Nut Free Granola Bars
User Reviews
4.4
Nut Free Granola Bars
Description
These Nut Free Granola Bars rely on quick oats, unsweetened toasted coconut, and pepitas (pumpkin seeds) as the base, sweetened with honey, coconut oil, and brown sugar. The topping of raisins or dried cranberries brings some natural sweetness and chewiness, while mini chocolate chips introduce a touch of chocolate flavor.
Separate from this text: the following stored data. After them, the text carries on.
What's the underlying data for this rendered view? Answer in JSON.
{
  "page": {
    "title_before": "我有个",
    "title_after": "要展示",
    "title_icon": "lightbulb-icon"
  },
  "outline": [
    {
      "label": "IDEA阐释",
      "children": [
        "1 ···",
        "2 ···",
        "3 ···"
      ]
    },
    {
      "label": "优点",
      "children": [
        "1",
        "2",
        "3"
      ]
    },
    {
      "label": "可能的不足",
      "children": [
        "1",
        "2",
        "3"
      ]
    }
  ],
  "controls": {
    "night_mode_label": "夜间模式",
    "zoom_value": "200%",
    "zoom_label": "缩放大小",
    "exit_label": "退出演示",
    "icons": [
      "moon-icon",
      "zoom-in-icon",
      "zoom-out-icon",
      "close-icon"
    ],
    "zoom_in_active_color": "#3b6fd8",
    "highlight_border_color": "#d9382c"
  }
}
To prepare, the coconut is toasted lightly to deepen its flavor before mixing with dry ingredients. The honey and coconut oil are warmed and combined with vanilla to bind the ingredients, then the mixture is pressed into a lined pan and chilled to set. The final bars have a chewy but firm texture without any nuts, making them a good choice for those with nut allergies or who want a nut-free snack.
These granola bars store well when refrigerated in an airtight container and can be separated by parchment to prevent sticking. They make a convenient snack for anyone needing portable energy without nuts.
Ingredients
- 1/2 cup unsweetened coconut
- 2 1/3 cups quick oats
- 1/3 cup Pepitas
- 3/4 teaspoon ground cinnamon
- 1/2 teaspoon salt sea salt
- 1/3 cup honey
- 1/4 cup coconut oil
- 2 tablespoons brown sugar
- 1 teaspoon vanilla extract pure
- 1/2 cup raisin or dried cranberries
- 1/4 cup mini chocolate chips plus 2 tablespoons
Instructions
- Line an 8x8-inch pan with parchment paper and spray with nonstick cooking spray.
- Place the coconut in a small skillet and cook over medium low heat, stirring occasionally, until light brown and toasted. Watch it closely so it doesn't burn.
- In a large bowl, combine the coconut, oats, pepitas, cinnamon, and sea salt.
- In a small skillet, combine the honey, coconut oil, and brown sugar. Cook over medium heat until the coconut oil is melted, and the mixture starts to bubble. Remove from the heat and stiir in the vanilla extract.
- Pour the mixture over the dry ingredients and stir until the mixture is moistened. Let sit for about 5 minutes. Stir in the raisins or dried cranberries and 1/4 cup mini chocolate chips.
- Transfer the mixture to the prepared pan. Use a spatula to evenly spread the mixture into the pan. Firmly press the mixture into the pan with your clean hands. You can dampen your fingertips or lightly spray them with cooking spray, so it isn’t too sticky. You really want to press the mixture firmly, so the bars stay together.
- Sprinkle the remaining chocolate chips over the top of the bars and gently press them into the top of the bars.
- Cover the pan and refrigerate for at least 2 hours. When the bars are completely chilled, use the parchment paper to lift the bars out of the pan. Cut into bars or squares and enjoy!
Notes
- Store granola bars in an airtight container in the refrigerator for up to 10 days to maintain freshness.
- If stacking bars, place parchment paper between layers to prevent them from sticking together.
Nutrition Information
Show DetailsNutrition Facts
Serving: 12Serving
Amount Per Serving
Calories 202 kcal
% Daily Value*
| Calories | 202kcal | 10% |
| Carbohydrates | 29g | 10% |
| Protein | 3g | 6% |
| Fat | 9g | 14% |
| Saturated Fat | 6g | 30% |
| Polyunsaturated Fat | 1g | 6% |
| Monounsaturated Fat | 1g | 5% |
| Trans Fat | 1g | 50% |
| Cholesterol | 1mg | 0% |
| Sodium | 104mg | 4% |
| Potassium | 148mg | 3% |
| Fiber | 3g | 12% |
| Sugar | 11g | 22% |
| Vitamin A | 9IU | 0% |
| Vitamin C | 1mg | 1% |
| Calcium | 19mg | 2% |
| Iron | 1mg | 6% |
* Percent Daily Values are based on a 2,000 calorie diet.